Whether it’s an incompetent tech, a bad power supply, or a network port going out, you will experience downtime. If you see the “magic smoke” leaving your server, it’s expired. Kaput. When your call center technology needs to be up, you need to make sure you’re using a high availability solution. High availability can be as simple as a watchdog process monitoring the health of your server, some means of synchronization, and kicking off a recovery process on the spare when the watchdog detects a failure. Better implementations will include the ability to monitor both servers and services. You’ll also want to have multiple servers, services, and monitoring for the health of each. High availability in the Q-Suite, Indosoft’s call center software, involves all of these.

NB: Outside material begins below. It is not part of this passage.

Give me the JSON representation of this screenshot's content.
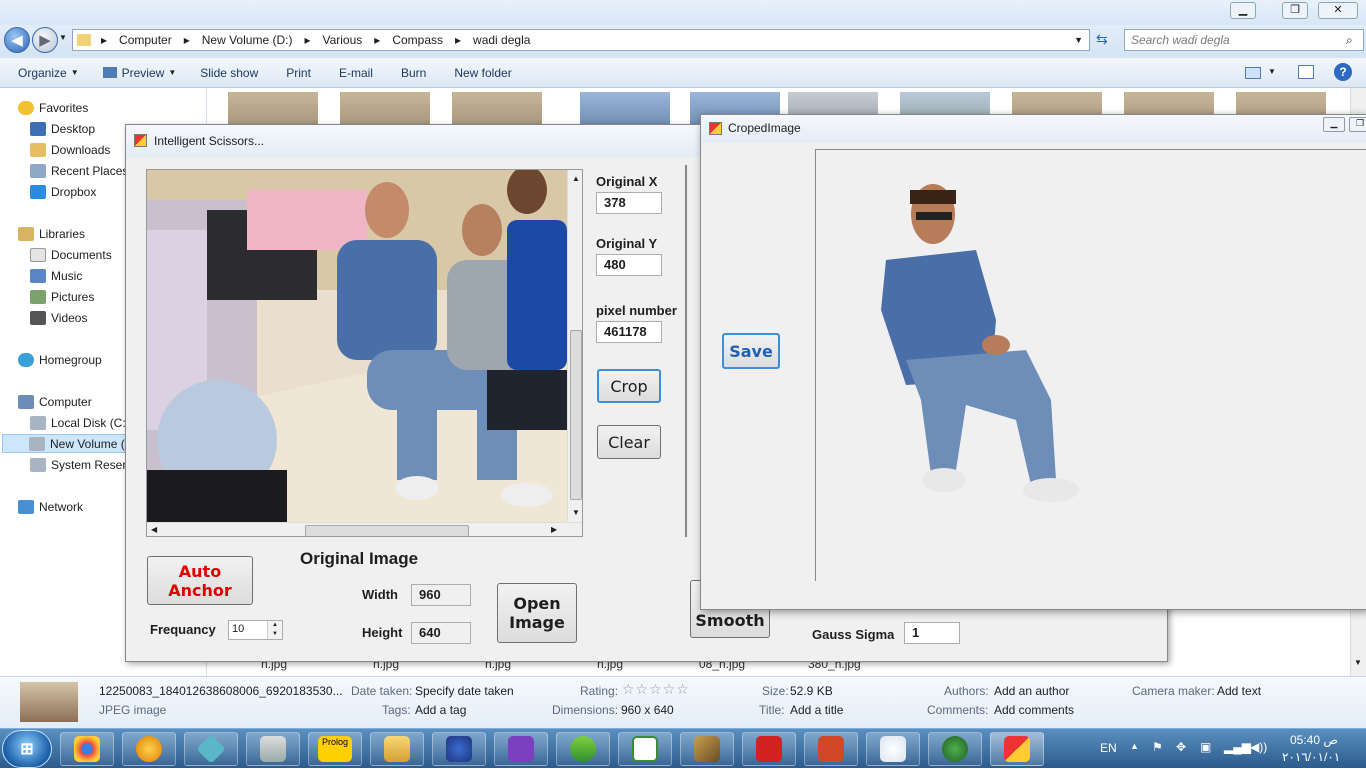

Monitoring servers is important. Having a web server running successfully on dying hardware means a future dead web server. System load, free memory, disk usage, and other factors are all important. Many processes will not work successfully if the disk has been remounted read only or is full. Think about what that does to your recordings. You needed those, right? If it looks like your system is running into trouble, it’s better to do the handoff before something fails hard.
Monitoring the services requires that we be able to define what numbers to use. A database process using 32 GB of memory may be correctly running and configured. An apache process using 32 GB of memory is a recipe for disaster. An Asterisk process using 32 GB means that something has already gone horribly wrong. On the other hand, an Asterisk process using a big chunk of available CPU is normal, and seeing the same in the web service is a sign of impending doom. Other factors such as thread count and responsiveness can let you know that your processes are performing well or on the verge of failure.
One way to move a service is to transfer a floating IP address representing the service master to a spare machine. In the Q-Suite implementation of overseer/watchdog, a number of IPs can be set up. For instance, you might have 4 active Asterisk servers and 3 active web servers. Each would use their own floating IP, which could be handed off. Sometimes you have sets of IPs that move together, such as the case where a server has multiple IPs for incoming trunks. In other cases, you want the IPs to remain separate. You can’t make a server act as 3 web servers and perform as well as 3 separate machines, for instance.
With all the moving parts, it’s up to the software provider to configure and test failover, to ensure it’s working properly. Environmental factors can complicate things, such as network hardware, so it’s not the sort of thing you should be expected to configure yourself. Once it’s set up and you can monitor it, though, it’s reassuring to know that you can have the odd failure without bringing down your floor.